28 Grad, Sonnenschein, Meeresrauschen. Die pittoresken Prinzeninseln vor Istanbul, auf denen das Autofahren verboten ist, bieten ein geradezu paradiesisches Erlebnis. Wie schnell man aus dem Ruhezustand in seinem Urlaub herausgerissen werden kann, erlebte ich gestern beim Besuch der millionenschweren Metropole am Bosporus.
Es sollte ein harmloser Konsumtag werden. Genauso wie Tausende von anderen Touristen flaniere ich auf der Istiklal Caddesi, der drei Kilometer langen Unabhängigkeitsstraße, die am Taksim-Platz mündet. Nachdem ich einen Espresso getrunken habe, will ich gemeinsam mit meiner Freundin in ein Kino gehen, das direkt daneben englischsprachige Filme anbietet. Just in diesem Augenblick - ich befinde mich direkt vor dem Lichtspieltheater, gerate ich zwischen die Fronten. Demonstranten, darunter auch viele weibliche Protestierende, auf der einen Seite, bewaffnete Polizisten auf der anderen. Ich bemerke Feuerwerkskörper, die von den Demonstranten abgefeuert werden.
"Für mehrere Sekunden kann ich nicht atmen"
Gefahr liegt in der Luft. Das Kino, in das ich flüchten will, hat indes zugesperrt. Sekundenbruchteile später nehme ich grelle Geräusche wahr. Die Polizei schießt Tränengas auf ihre 'Gegner', darunter auch zahlreiche Passanten. Das chemische Gas lässt mich für Momente erblinden, für mehrere Sekunden kann ich nicht atmen. Ich taumle, bin nicht Herr meiner Sinne. Einer der Demonstranten reißt mich am Ärmel und schreit "come, run". Meine Freundin, die so wie ich keine Ortskundige ist, lotst mich in eine Seitengasse. Die Augen tränen für Minuten, der erste Schock lässt langsam nach. Nahezu panisch versuchen Passanten in der Parallelstrasse in ein Taxi zu springen. "Nach Taksim bitte!". Der Taxler schüttelt den Kopf. Ein städtischer Bus bringt mich schließlich zum Hafen von Eminoenue.

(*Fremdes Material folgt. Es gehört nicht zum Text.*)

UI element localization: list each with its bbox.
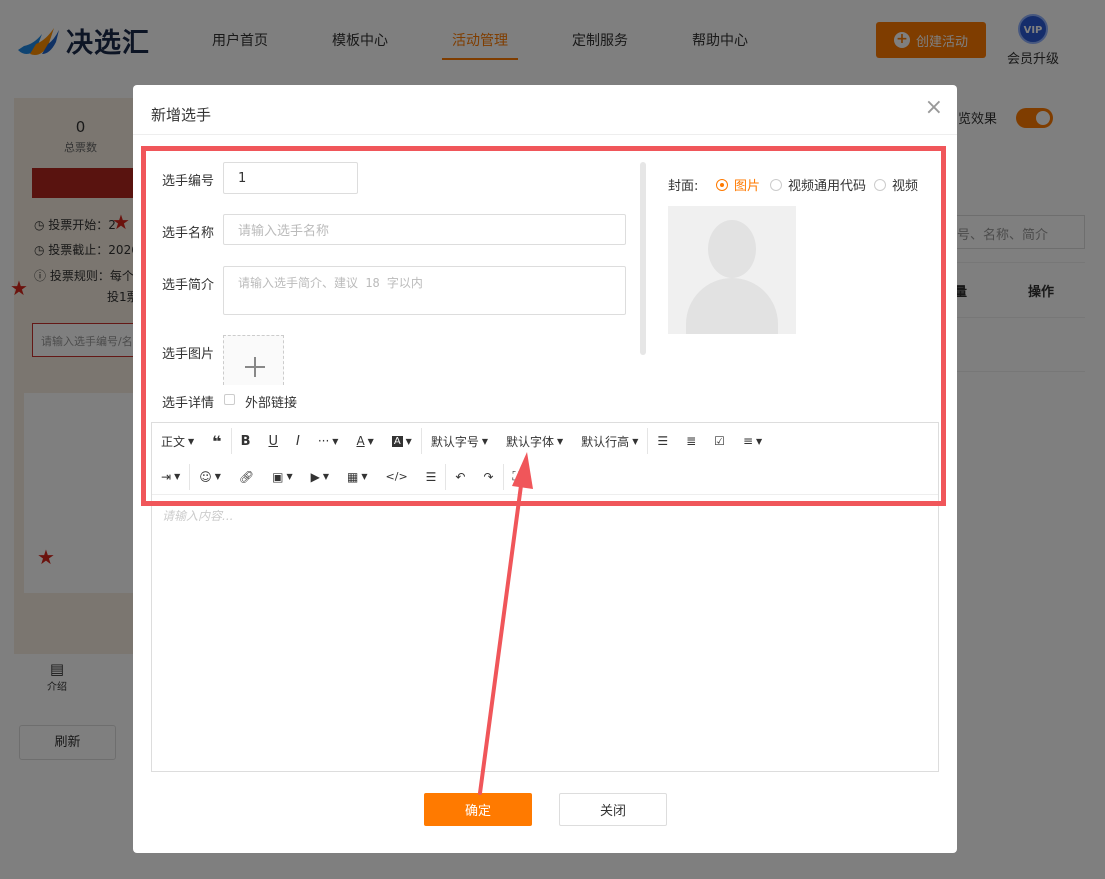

Die Demo wurde übrigens kurzfristig organisiert, nachdem bei Protesten in der Südtürkei am Tag zuvor eın 22-Jähriger ums Leben kam, nach einem Tränengasangriff. Die Unruhen in Istanbul gingen am späteren Abend weiter. Tränengas und Wasserwerfer wurden eingesetzt. Nach dem schweren Aufeinanderprallen am Dienstag hat sich die Lage zwischen Demonstranten und Polizei offenbar wieder verschärft. "Durchaus möglich, dass es nun wieder täglich zu Unruhen rund um den Taksimplatz kommt", sagt ein beunruhigter Betreiber einer kleinen Pension auf den Prinzeninseln. "Willkommen in der Türkei", ergänzt er zynisch beim Frühstück.